最近では、エンジニアではない人たちがノーコードやローコードのツールを使って、業務に必要なアプリを自分たちで開発した事例が増えてきています。

小学校教員と保護者が業務効率化アプリを自力で開発 仕事の困り事は自分で解決
https://www.itmedia.co.jp/news/articles/2102/15/news059.html

「手間がめちゃくちゃ減った」 郵送とオンラインのハイブリッド給付金申請、非エンジニアの市職員が開発 経緯を聞いたhttps://www.itmedia.co.jp/news/articles/2006/01/news124.html

プログラミングの知識がない人たちでもアプリ開発ができるこのような手法は世界的な傾向で、アメリカの調査会社によると、2024年までにソフトウェア開発の65%がローコードの手法になると予測しています。また、一見手を出すことが難しそうな「AI(人工知能)」の機械学習モデルを複雑なプログラミングを使わずに構築できる仕組みもグーグル社などが提供しており、「AIの民主化」とも言われているようです。

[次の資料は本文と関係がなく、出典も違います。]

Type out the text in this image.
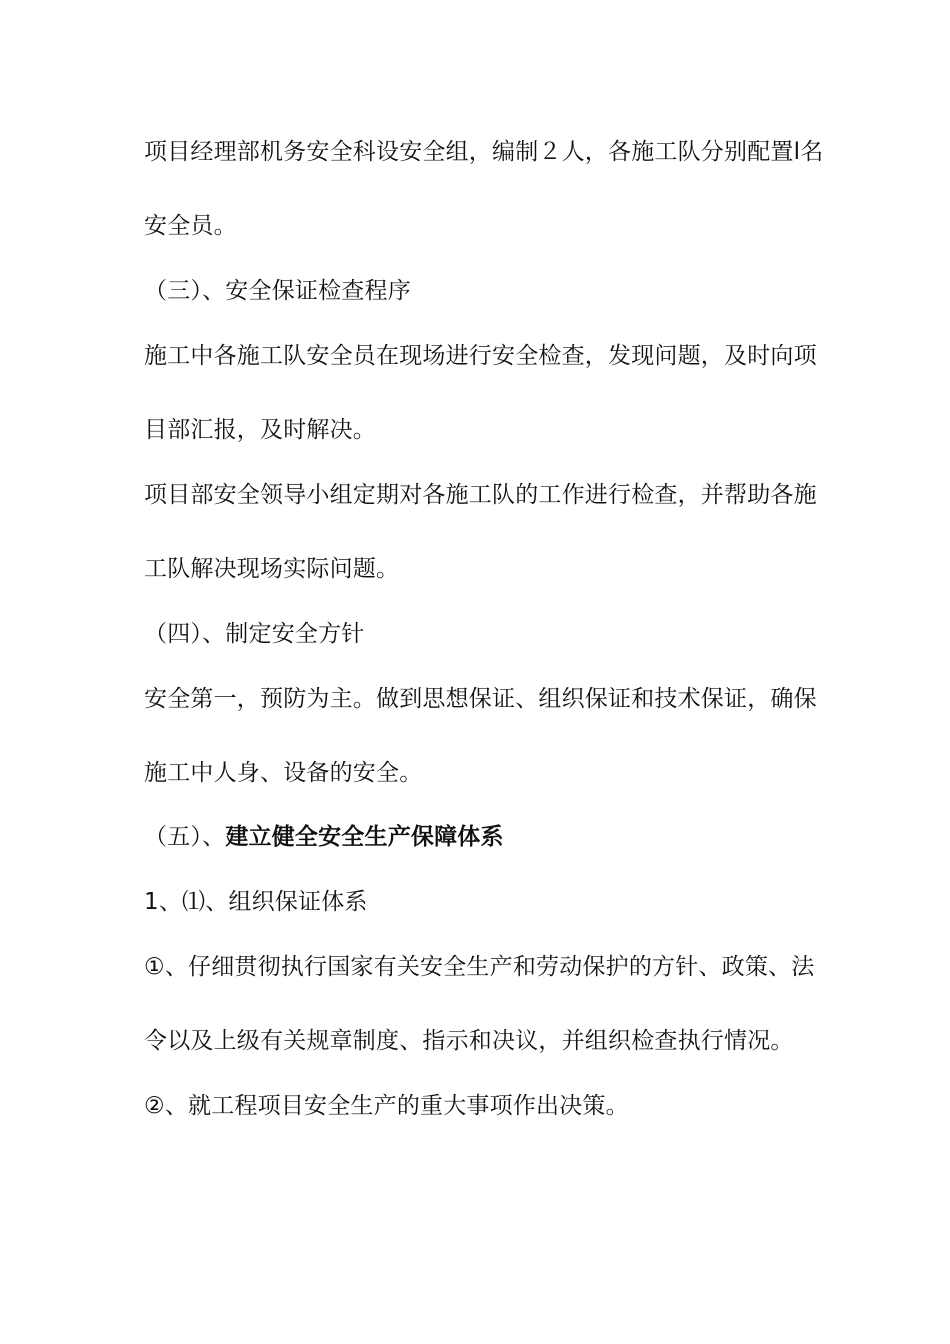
项目经理部机务安全科设安全组，编制２人，各施工队分别配置l名
安全员。
（三）、安全保证检查程序
施工中各施工队安全员在现场进行安全检查，发现问题，及时向项
目部汇报，及时解决。
项目部安全领导小组定期对各施工队的工作进行检查，并帮助各施
工队解决现场实际问题。
（四）、制定安全方针
安全第一，预防为主。做到思想保证、组织保证和技术保证，确保
施工中人身、设备的安全。
（五）、建立健全安全生产保障体系
1、⑴、组织保证体系
①、仔细贯彻执行国家有关安全生产和劳动保护的方针、政策、法
令以及上级有关规章制度、指示和决议，并组织检查执行情况。
②、就工程项目安全生产的重大事项作出决策。
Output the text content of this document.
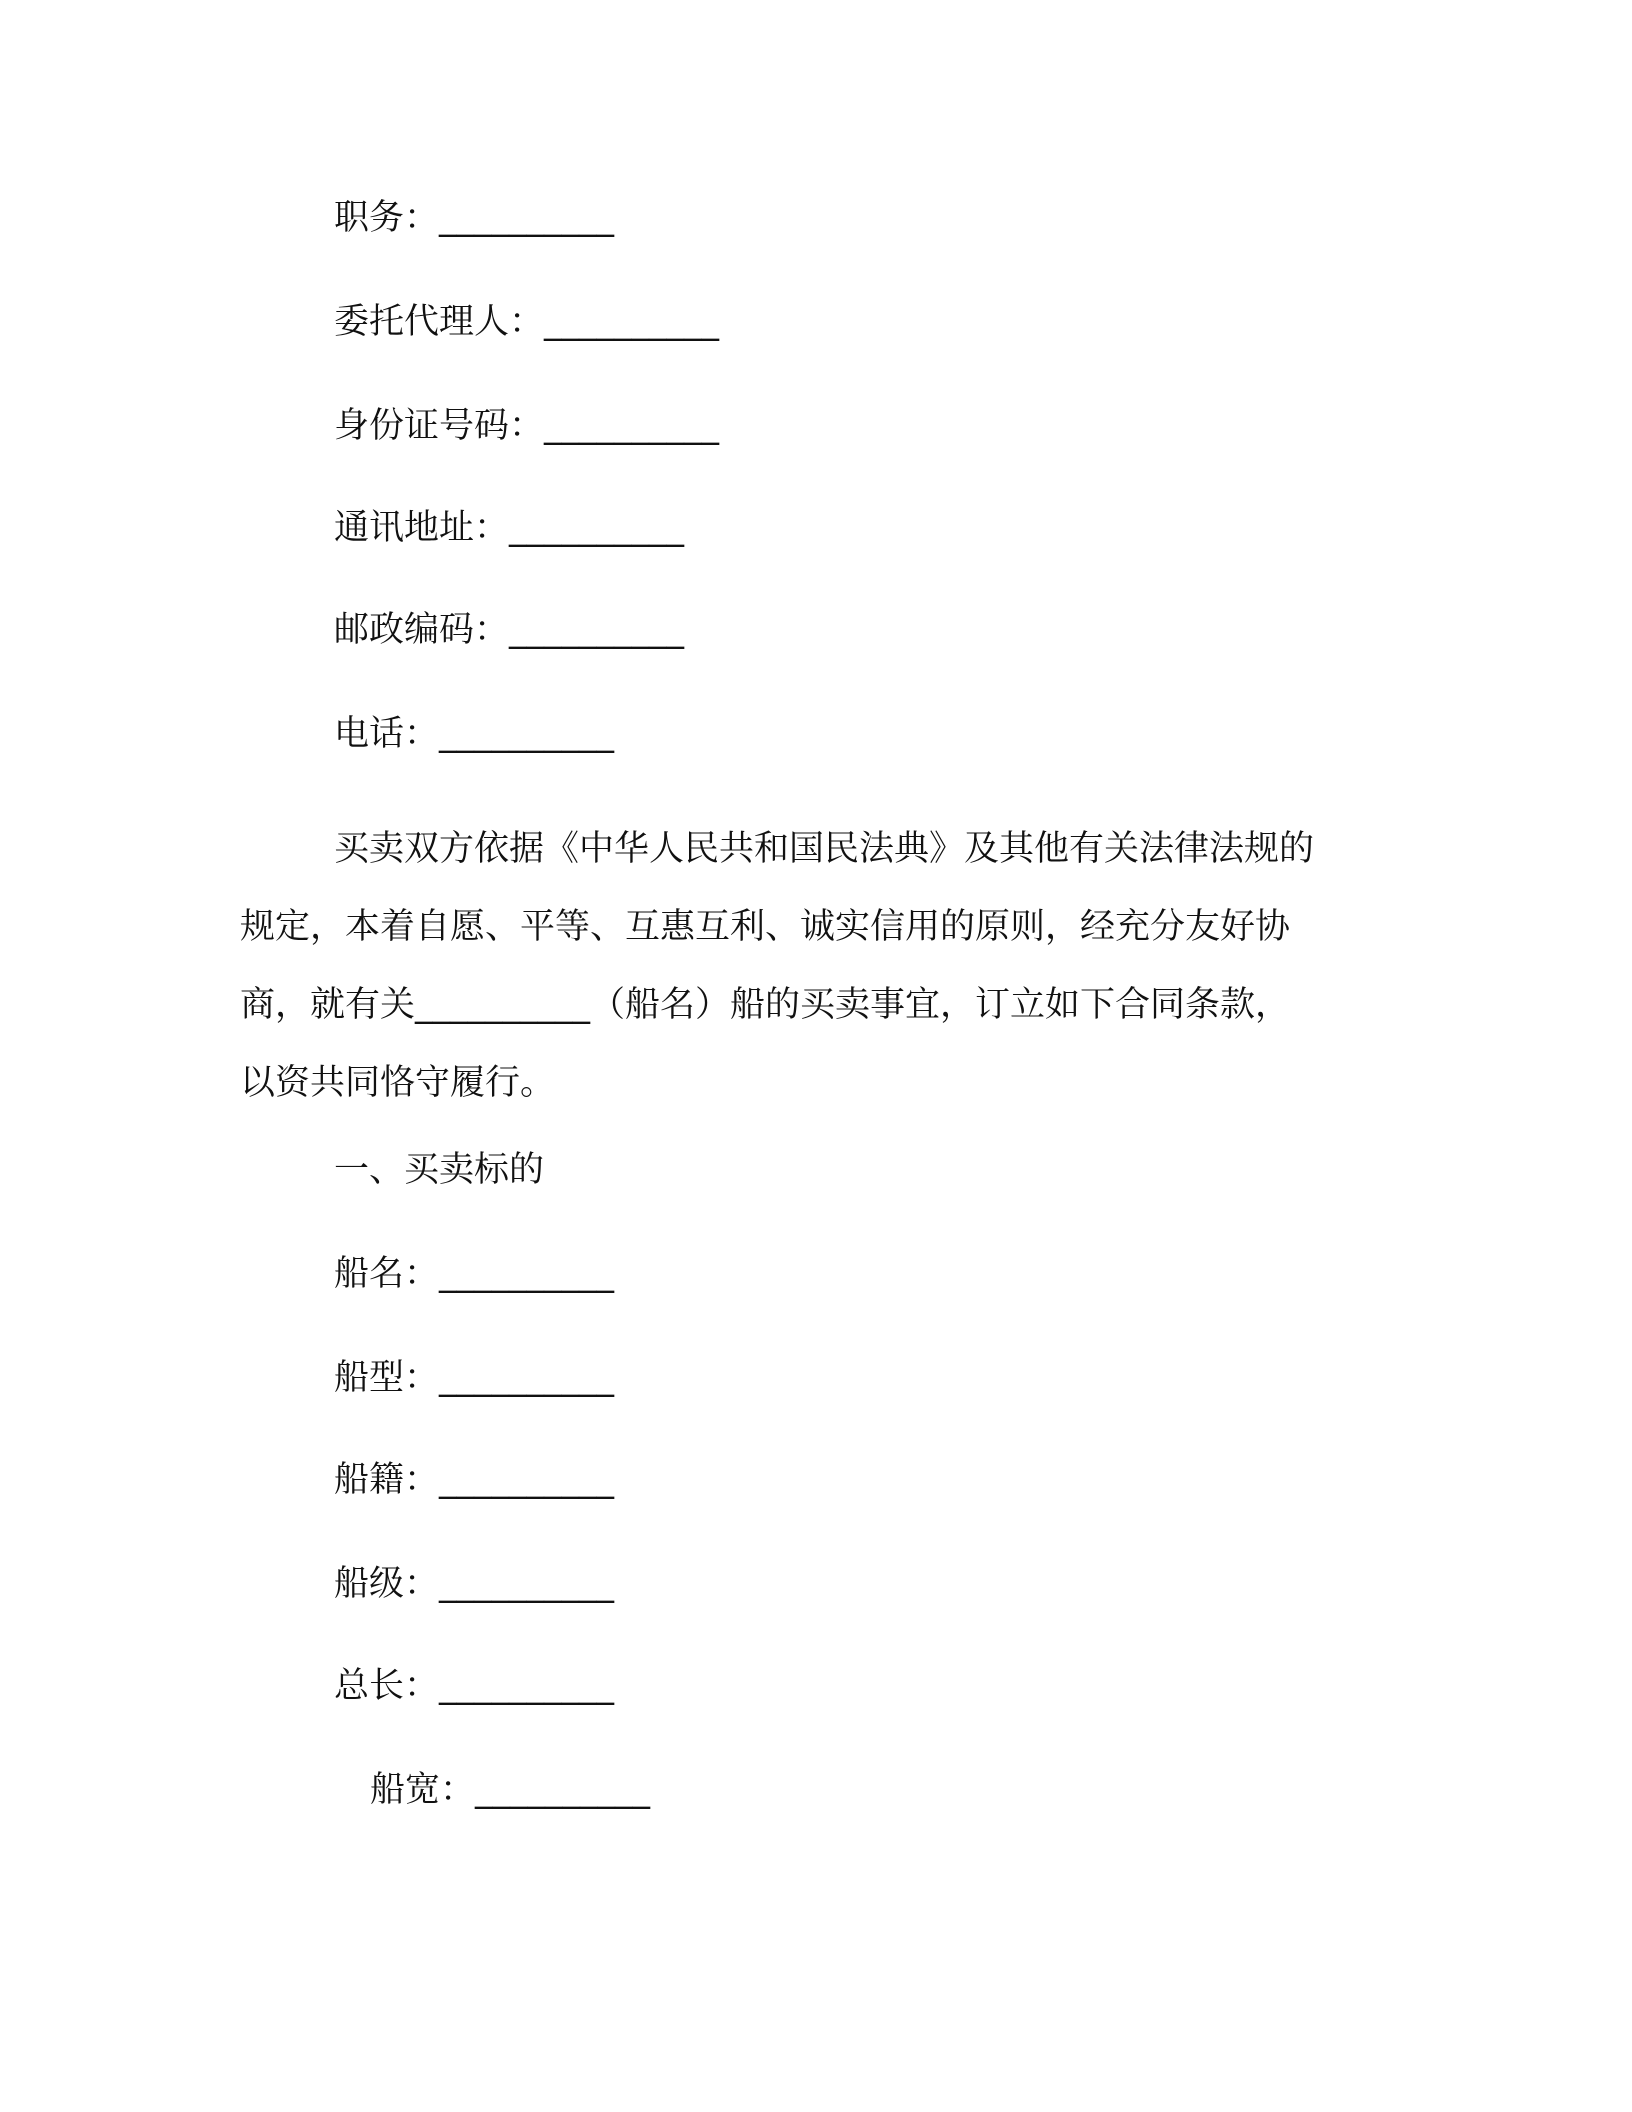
职务：__________
委托代理人：__________
身份证号码：__________
通讯地址：__________
邮政编码：__________
电话：__________
买卖双方依据《中华人民共和国民法典》及其他有关法律法规的
规定，本着自愿、平等、互惠互利、诚实信用的原则，经充分友好协
商，就有关__________（船名）船的买卖事宜，订立如下合同条款，
以资共同恪守履行。
一、买卖标的
船名：__________
船型：__________
船籍：__________
船级：__________
总长：__________
船宽：__________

ノーコードが促す「AIの民主化」 プログラミングいらず
https://style.nikkei.com/article/DGXMZO64418100Q0A930C2EAC000/

それでもプログラミングの学習は必要?

もちろん、いくらノーコードなどのツールが発展したとしても、ツール自体を開発する人やより複雑なシステムを開発するためにはプログラムを書く必要があり、高度なレベルが求められるエンジニアは残ります。では、プログラミングは一部の人たちのものだけとなり、皆がプログラミングを学習することは必要はなくなるのでしょうか?

上記の記事の中で東芝の最高デジタル責任者は、「ソフトウエア開発が簡単になるのは歴史の流れ。今後はプログラミング能力より、何を作るかというコンセプトを生み出す能力が重要になる」と話しています。問題を解決するための手段としてのテクノロジーが充実する中で、ますます必要となってくるのは、問題を解決したいという想いや原動力、そしてそのツールを活用して問題を解決するためのプロセスや考え方であると考えます。

現在、Z会が提供しているプログラミング講座は、プログラミングの技術そのものを学ぶものではありません。テクノロジーを活用して試行錯誤しながら問題を解決する力を養うことを目的としています。このような力は、ノーコードのようなツールが充実する未来でこそむしろ必要となる力ではないでしょうか。
次の時代にこそ必要な力を、本講座でこれからも楽しく身につけていきましょう。